The plant had been used by Eastern cultures for centuries prior to Western countries like Britain discovering its medicinal uses in the mid-1800s. A popular tonic was Squire’s Extract, developed by a trader for the British East India Company who came across it in India and sold to Londoners in 1842 for ‘rheumatism, infant convulsions and spasms from rabies and tetanus.’
By 1923, however, Canada banned its cultivation, sale and use. For the next 95 years, activists and advocates would mount a social campaign and legal challenge to allow access to medical and recreational consumers without fear of penalty or punishment.
One route was through the very court system that metered out fines and jail time for citizens in violation of prohibition laws.
In 1996, Terrance Parker appealed his conviction for possession, cultivation and trafficking on the Charter of Rights and Freedoms, arguing it was his right as a Canadian to use the plant to help control his seizures. The Ontario Court of Appeal agreed & Canada enacted the Marihuana for Medical Access Regulations (MMAR).
In 2011, Judge Donald Taliano ruled the MMAR and its prohibitions against possession and production constitutionally invalid and ordered the federal government to fix the problems in the legislation.

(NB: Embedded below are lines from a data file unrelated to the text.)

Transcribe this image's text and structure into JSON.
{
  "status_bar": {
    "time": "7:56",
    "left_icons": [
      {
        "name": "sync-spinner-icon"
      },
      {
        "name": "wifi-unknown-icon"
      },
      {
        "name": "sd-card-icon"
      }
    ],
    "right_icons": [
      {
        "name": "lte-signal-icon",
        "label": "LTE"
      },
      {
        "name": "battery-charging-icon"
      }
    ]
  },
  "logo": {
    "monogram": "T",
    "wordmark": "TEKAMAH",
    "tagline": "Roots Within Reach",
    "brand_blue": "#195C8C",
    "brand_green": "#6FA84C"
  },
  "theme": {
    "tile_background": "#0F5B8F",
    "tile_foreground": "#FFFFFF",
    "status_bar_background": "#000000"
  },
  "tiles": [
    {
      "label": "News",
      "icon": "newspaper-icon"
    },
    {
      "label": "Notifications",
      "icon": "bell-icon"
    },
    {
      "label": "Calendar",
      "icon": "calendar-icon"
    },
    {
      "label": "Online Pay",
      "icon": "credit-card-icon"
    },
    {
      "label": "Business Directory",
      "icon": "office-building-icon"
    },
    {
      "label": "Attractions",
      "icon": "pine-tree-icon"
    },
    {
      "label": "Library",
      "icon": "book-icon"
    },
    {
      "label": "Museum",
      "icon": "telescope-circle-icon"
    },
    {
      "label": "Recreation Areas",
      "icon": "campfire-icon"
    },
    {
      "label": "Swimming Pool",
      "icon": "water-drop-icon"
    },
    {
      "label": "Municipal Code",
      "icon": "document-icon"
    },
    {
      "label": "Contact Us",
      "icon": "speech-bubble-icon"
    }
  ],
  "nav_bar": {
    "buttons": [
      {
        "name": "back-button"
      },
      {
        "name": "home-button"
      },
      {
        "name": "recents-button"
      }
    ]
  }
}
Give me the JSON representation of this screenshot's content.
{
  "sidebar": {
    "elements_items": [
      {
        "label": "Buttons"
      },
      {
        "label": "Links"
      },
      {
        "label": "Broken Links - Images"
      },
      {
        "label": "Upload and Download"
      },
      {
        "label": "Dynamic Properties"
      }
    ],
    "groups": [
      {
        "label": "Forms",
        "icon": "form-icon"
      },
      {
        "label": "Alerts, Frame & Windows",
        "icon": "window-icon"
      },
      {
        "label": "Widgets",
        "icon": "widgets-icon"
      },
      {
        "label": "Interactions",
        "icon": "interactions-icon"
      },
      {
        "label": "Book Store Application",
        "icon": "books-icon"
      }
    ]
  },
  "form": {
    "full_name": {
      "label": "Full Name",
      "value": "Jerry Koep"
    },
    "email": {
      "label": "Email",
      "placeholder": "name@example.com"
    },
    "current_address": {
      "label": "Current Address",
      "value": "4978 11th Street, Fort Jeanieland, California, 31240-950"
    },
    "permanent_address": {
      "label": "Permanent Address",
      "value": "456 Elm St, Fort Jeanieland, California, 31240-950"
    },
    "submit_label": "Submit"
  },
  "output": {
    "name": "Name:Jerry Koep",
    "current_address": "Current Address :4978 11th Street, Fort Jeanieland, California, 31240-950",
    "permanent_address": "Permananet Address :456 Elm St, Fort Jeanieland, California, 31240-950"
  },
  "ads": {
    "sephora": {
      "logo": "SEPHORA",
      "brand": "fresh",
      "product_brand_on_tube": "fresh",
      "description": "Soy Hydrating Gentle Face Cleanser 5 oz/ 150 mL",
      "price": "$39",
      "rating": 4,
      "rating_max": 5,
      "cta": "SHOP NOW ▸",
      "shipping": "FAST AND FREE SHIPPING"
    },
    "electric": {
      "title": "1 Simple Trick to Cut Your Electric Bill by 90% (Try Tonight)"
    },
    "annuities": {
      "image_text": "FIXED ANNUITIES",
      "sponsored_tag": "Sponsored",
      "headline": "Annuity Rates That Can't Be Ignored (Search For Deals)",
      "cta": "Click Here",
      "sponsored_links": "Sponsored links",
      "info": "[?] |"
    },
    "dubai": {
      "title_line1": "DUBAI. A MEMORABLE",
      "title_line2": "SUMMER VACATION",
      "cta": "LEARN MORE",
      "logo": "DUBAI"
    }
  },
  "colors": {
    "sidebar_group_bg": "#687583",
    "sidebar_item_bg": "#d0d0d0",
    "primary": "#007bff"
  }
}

Two years later, the Canadian government passed the Marihuana for Medical Purposes Regulations (MMPR) to create a commercially licensed industry and allow companies like Tilray to cultivate, process and provide marijuana to the medical community.
A further challenge in 2015 saw the Supreme Court of Canada agree that medical patients should be allowed to consume cannabis in non-inhaled forms, allowing for extracts like oils, capsules and topicals.
In nearly every jurisdiction in which some form of legalization of cannabis is underway, the medical community was instrumental in opening those doors to access and acceptance. Canada was no exception. In October 2018, cannabis was made legal nationwide in Canada – only the second country in the world to do so.
Today, April 20, is commonly recognized as a day to celebrate the work of activists and advocates across our country who fought to help make cannabis available to all. We also support those still fighting for justice for citizens unfairly convicted under prohibition through support of organizations in Canada and the U.S. that advocate for changes in the criminal justice process and prisoner reform, such as John Howard Society of Canada, and by funding programs that provide entrepreneurship opportunities, career training and mentorship for people with criminal histories, as well as expungement of criminal records associated with non-violent cannabis offences in partnership with Minority Cannabis Business Association.
We’re honoured to be part of this movement and this industry that provides high-quality legal cannabis for all without fear or stigma and look forward to serving our patients in the years to come.